I was excited to see that a piece about Our Town was in this month’s American Theatre magazine (“Something Eternal,” March ’18), as I’ve just finished directing that play at a Catholic K-12 school in Kensington, Md., just outside D.C. I’ve had many jobs in my life, worn many hats, accomplished many things, but there is simply nothing of which I’m prouder than this production, in which these children dug deep into their souls to give the most moving portrayals I, and hundreds of others, have ever witnessed. And yet, according to Howard Sherman, that’s not really possible, because unless all these children have already lost loved ones, they simply can’t “fully appreciate and enact the agonizing third act” of Our Town.
I wonder if Mr. Sherman has actually witnessed a high school production of Our Town. I certainly wish he had attended mine. He would have found that children steeped in an environment of compassion and service, as these Catholic schoolkids are, possess a soulfulness that belies their youth. I’m guessing Wilder wanted precisely this youthful soulfulness when he chose to make the romantic leads of Our Town teenagers.
After the curtain call on the first night of the show, I found a woman waiting for me whom I did not know. She told me she lives in Kensington and has, over her lifetime, made a habit of seeing as many performances of Our Town as she possibly can, because it is her favorite play. Clasping my hands in hers, she told me that she knew every change I’d made to the script, that she loved all the changes, and that this performance had moved her like no other one she’d seen.
Perhaps we should, as a nation, spend more time pondering how much teenagers have to give, rather than how little. How capable they are of rising—or falling—to the level of our expectations. I expected great things of these kids, and greatness is what I got.
As a fat actress I’ve grown a lot in how I perceive my own body, from fearing that it made me unworthy of pursuing this career at all to now believing that it is one of my assets as a performer (“All Sizes Fit All,” March ’18). When I played the Nurse in Romeo and Juliet a few years ago I remember loving the fact that I was fat, because for many reasons (not all of them good) fat is inherently funny. I loved the fact that Juliet was so much smaller than I was, that I had broad shoulders and a motherly bosom and all of those great things that assisted in making my relationship to this girl as her caretaker believable to watch. I didn’t resent the role at all—rather, I felt it helped guide me toward my “type” and taught me how to own and work with the physical tools I have.
Our bodies tell stories onstage before we ever say a word. And while I agree with the thesis of this piece that increasing the visibility of fatness onstage is a worthy and necessary pursuit, you cannot force an audience to see a fat woman onstage and not associate her with their own personal biases and stigmas. What you can do is guide them to see her through a new lens. An actress, simply by being fat, can add depth and nuance to a role where it didn’t previously exist because her fatness brings with it a host of social connotations that an audience must individually confront. Cast a fat actress as Blanche in Streetcar and watch how all of that text about being this delusional, fading Southern belle becomes endowed with complex new meaning. And that’s only one example—the possibilities are endless, but it requires directors to cast fat women not only for the sake of more visibility but as a deliberate artistic choice.

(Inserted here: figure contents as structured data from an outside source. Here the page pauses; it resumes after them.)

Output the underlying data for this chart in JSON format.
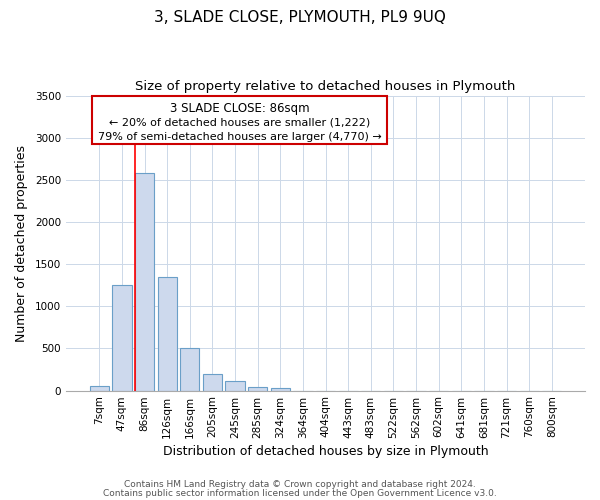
{
  "title": "3, SLADE CLOSE, PLYMOUTH, PL9 9UQ",
  "subtitle": "Size of property relative to detached houses in Plymouth",
  "xlabel": "Distribution of detached houses by size in Plymouth",
  "ylabel": "Number of detached properties",
  "bar_labels": [
    "7sqm",
    "47sqm",
    "86sqm",
    "126sqm",
    "166sqm",
    "205sqm",
    "245sqm",
    "285sqm",
    "324sqm",
    "364sqm",
    "404sqm",
    "443sqm",
    "483sqm",
    "522sqm",
    "562sqm",
    "602sqm",
    "641sqm",
    "681sqm",
    "721sqm",
    "760sqm",
    "800sqm"
  ],
  "bar_values": [
    50,
    1250,
    2580,
    1350,
    500,
    200,
    110,
    45,
    30,
    0,
    0,
    0,
    0,
    0,
    0,
    0,
    0,
    0,
    0,
    0,
    0
  ],
  "bar_color": "#cdd9ed",
  "bar_edge_color": "#6a9fc8",
  "red_line_index": 2,
  "ylim": [
    0,
    3500
  ],
  "yticks": [
    0,
    500,
    1000,
    1500,
    2000,
    2500,
    3000,
    3500
  ],
  "annotation_title": "3 SLADE CLOSE: 86sqm",
  "annotation_line1": "← 20% of detached houses are smaller (1,222)",
  "annotation_line2": "79% of semi-detached houses are larger (4,770) →",
  "annotation_box_color": "#ffffff",
  "annotation_box_edge_color": "#cc0000",
  "footer_line1": "Contains HM Land Registry data © Crown copyright and database right 2024.",
  "footer_line2": "Contains public sector information licensed under the Open Government Licence v3.0.",
  "background_color": "#ffffff",
  "grid_color": "#ccd8e8",
  "title_fontsize": 11,
  "subtitle_fontsize": 9.5,
  "axis_label_fontsize": 9,
  "tick_fontsize": 7.5,
  "footer_fontsize": 6.5
}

As fat actresses we can pout over never being considered for Juliet, or we can take the archaic theatrical paradigms we’re dissatisfied with and ditch them, focusing instead on the creation of new material that allows us to be seen and to tell our own authentic stories, or finding a tribe of theatremakers willing to re-purpose and explore established texts in unconventional ways. We do not need the permission of small-minded or cruel casting directors to perform as we are.